The WBS effectively shows hierarchical relationships among tasks but it does not show the sequence in which tasks or work packages need to be performed. Preparation of a realistic project schedule depends on understanding the workflow and placing the tasks in the proper sequence. Many project tasks can be performed concurrently but certain tasks must be completed before other tasks can start.  This is known as the sequence constraints. Every organization has to work with limited resources but resource constraints should not be a factor in determining task relationships. Many tasks are interdependent and have to be completed in a logical order regardless of availability of resources. The figure below illustrates a few examples of common task relationships.

 

Common Task Relationships

 

Network diagrams are commonly used to display the logical sequence and relationships among the tasks as well as identify project milestones that signify important events in the project such as completing the major project deliverables. Network diagrams are typically created for larger projects using commercially available project management software programs. The simple network diagram shown below illustrates how the project flows from start to finish and what types of dependencies exist between the tasks. For example, task B is dependent on the completion of task A before it can get started. In other words, task A is a predecessor of task B.

 

Network Diagram

 

In order to estimate duration of the entire project it is necessary to determine the type, quantity and availability of resources required to complete each individual task. The resources typically considered in estimating activities include human resources, equipment, technology, and materials. Resource estimates are important not only to estimate duration of tasks but also to develop project cost estimates. Availability of resources and the amount of time needed to perform the task are often related because certain tasks can be completed much faster by increasing the assignment of resources.  However, adding more resources does not always result in increased productivity and reduced duration of the task. This is particularly true in the case of research, innovation and product development projects that involve scientists and other knowledge workers. It should be also pointed out that the task effort and task duration may or may not be the same. For example, let’s assume that it takes the total of 8 hours or one day of effort to develop a new MRI screening form. If the project team member assigned to perform this task can finish it within the same day then the task effort and task duration are the same. However, if the project team member can afford to work only 2 hours per day on this task then duration of the task will be 4 days even though the effort required to complete the task is still 8 hours.

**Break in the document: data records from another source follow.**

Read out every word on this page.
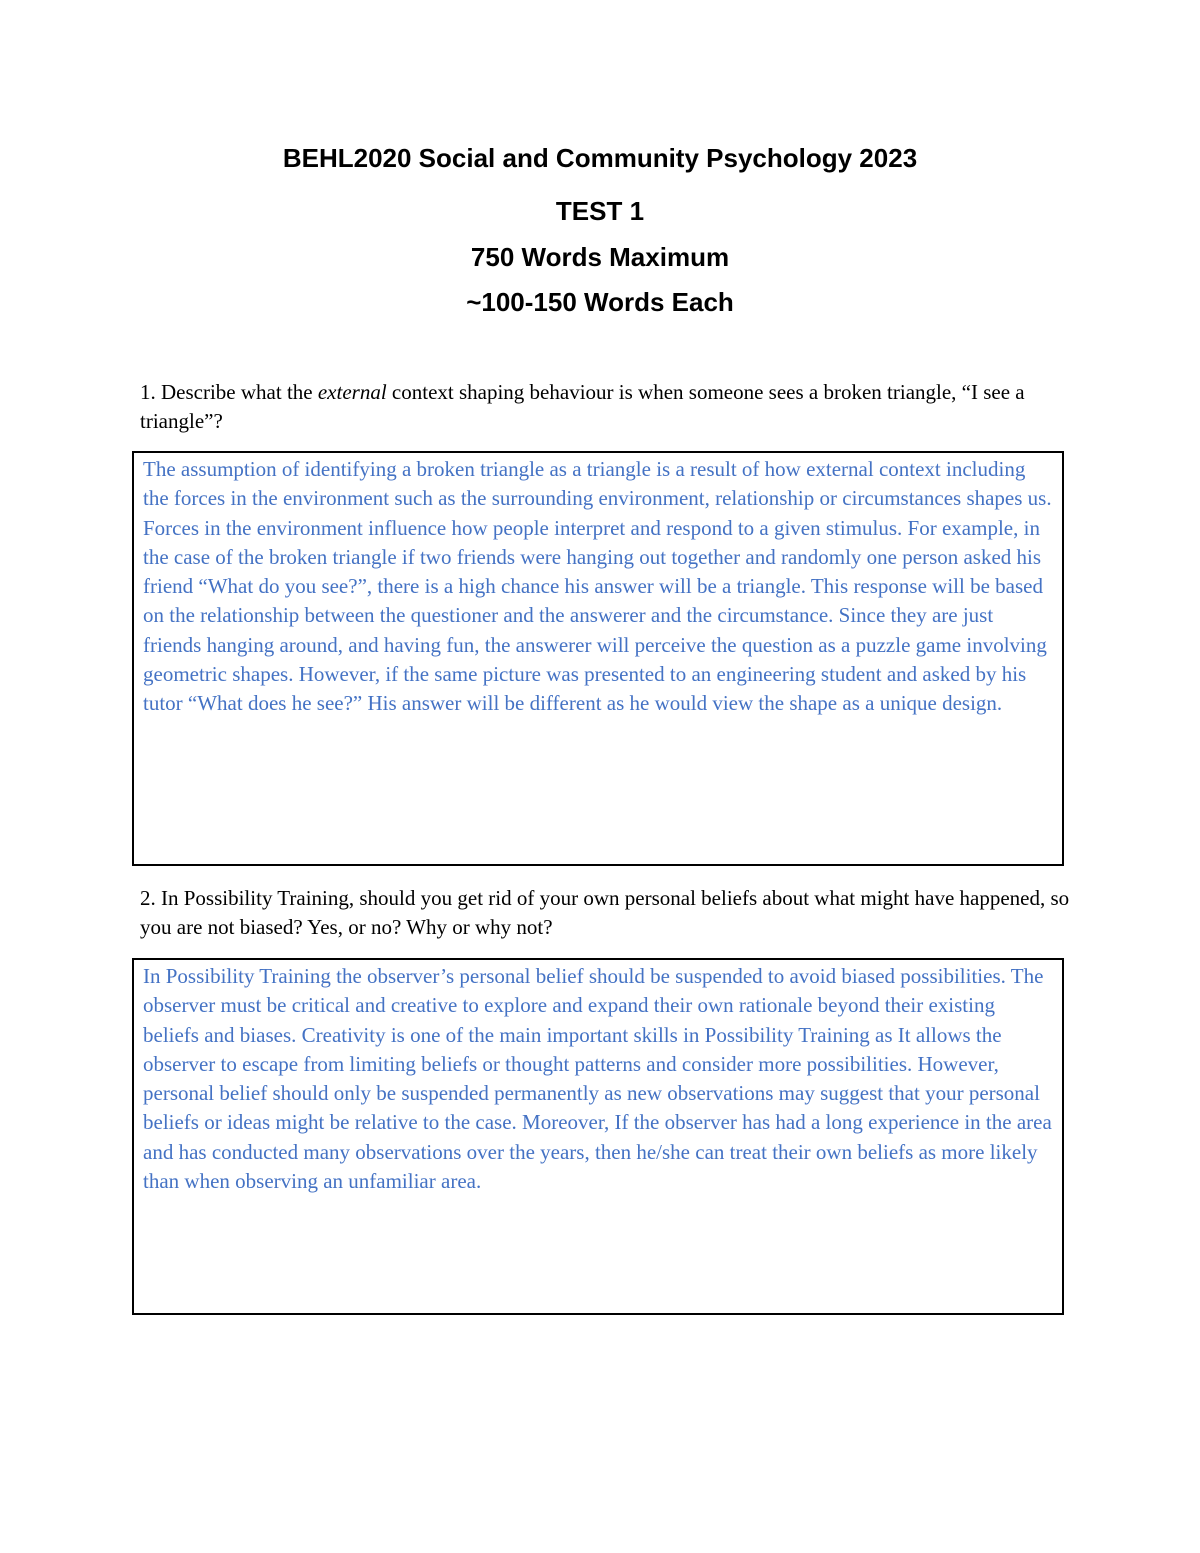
BEHL2020 Social and Community Psychology 2023
TEST 1
750 Words Maximum
~100-150 Words Each

1. Describe what the external context shaping behaviour is when someone sees a broken triangle, “I see a triangle”?

The assumption of identifying a broken triangle as a triangle is a result of how external context including the forces in the environment such as the surrounding environment, relationship or circumstances shapes us. Forces in the environment influence how people interpret and respond to a given stimulus. For example, in the case of the broken triangle if two friends were hanging out together and randomly one person asked his friend “What do you see?”, there is a high chance his answer will be a triangle. This response will be based on the relationship between the questioner and the answerer and the circumstance. Since they are just friends hanging around, and having fun, the answerer will perceive the question as a puzzle game involving geometric shapes. However, if the same picture was presented to an engineering student and asked by his tutor “What does he see?” His answer will be different as he would view the shape as a unique design.

2. In Possibility Training, should you get rid of your own personal beliefs about what might have happened, so you are not biased? Yes, or no? Why or why not?

In Possibility Training the observer’s personal belief should be suspended to avoid biased possibilities. The observer must be critical and creative to explore and expand their own rationale beyond their existing beliefs and biases. Creativity is one of the main important skills in Possibility Training as It allows the observer to escape from limiting beliefs or thought patterns and consider more possibilities. However, personal belief should only be suspended permanently as new observations may suggest that your personal beliefs or ideas might be relative to the case. Moreover, If the observer has had a long experience in the area and has conducted many observations over the years, then he/she can treat their own beliefs as more likely than when observing an unfamiliar area.
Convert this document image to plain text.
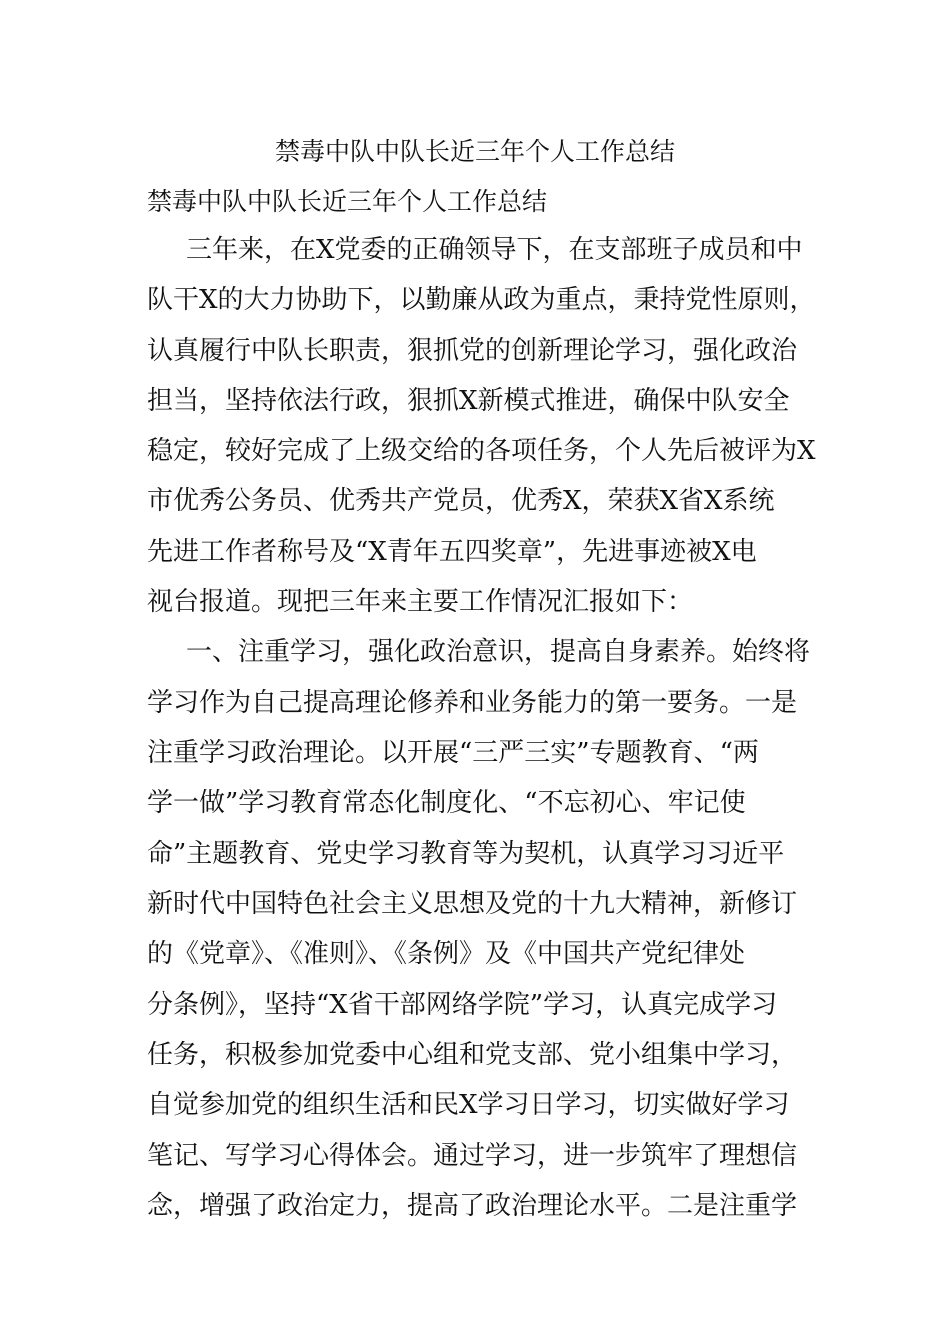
禁毒中队中队长近三年个人工作总结
禁毒中队中队长近三年个人工作总结
三年来，在X党委的正确领导下，在支部班子成员和中
队干X的大力协助下，以勤廉从政为重点，秉持党性原则，
认真履行中队长职责，狠抓党的创新理论学习，强化政治
担当，坚持依法行政，狠抓X新模式推进，确保中队安全
稳定，较好完成了上级交给的各项任务，个人先后被评为X
市优秀公务员、优秀共产党员，优秀X，荣获X省X系统
先进工作者称号及“X青年五四奖章”，先进事迹被X电
视台报道。现把三年来主要工作情况汇报如下：
一、注重学习，强化政治意识，提高自身素养。始终将
学习作为自己提高理论修养和业务能力的第一要务。一是
注重学习政治理论。以开展“三严三实”专题教育、“两
学一做”学习教育常态化制度化、“不忘初心、牢记使
命”主题教育、党史学习教育等为契机，认真学习习近平
新时代中国特色社会主义思想及党的十九大精神，新修订
的《党章》、《准则》、《条例》及《中国共产党纪律处
分条例》，坚持“X省干部网络学院”学习，认真完成学习
任务，积极参加党委中心组和党支部、党小组集中学习，
自觉参加党的组织生活和民X学习日学习，切实做好学习
笔记、写学习心得体会。通过学习，进一步筑牢了理想信
念，增强了政治定力，提高了政治理论水平。二是注重学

Accurate task duration estimates are essential for developing a realistic project schedule. To improve the accuracy of estimates the project manager should consult with the team members who will actually perform the work, seek advice from experienced project managers who have managed similar projects, review historical information for similar tasks performed in previous projects, and involve key project stakeholders in the process. Additional approach to improve the accuracy of estimates is to use a technique known as three-point estimates. The three-point estimates include the optimistic estimate based on a best-case scenario when everything goes perfectly well, the pessimistic estimate based on a worst-case scenario when major problems are encountered, and the most likely estimate based on availability of resources and assumption that some relatively minor problems will crop up. An overall task duration estimate is obtained by calculating average of the three estimates.

Since realistic schedule is the critical output of the project planning process the project manager should carefully consider task dependencies, availability and allocation of resources and document all the scheduling assumptions for the project. The schedule will likely need to be adjusted and revised several times before creating the final project schedule. To account for the unexpected problems and schedule risks associated with some tasks the project schedule may include some contingency time or buffer but not more than 10% of the initial task duration estimate. Since developing the schedule manually for large and more complex projects can be a very time-consuming process and may involve many tedious calculations, the use of project management software is recommended. Once the schedule is approved by the project sponsor it is used as the baseline for tracking and monitoring purposes.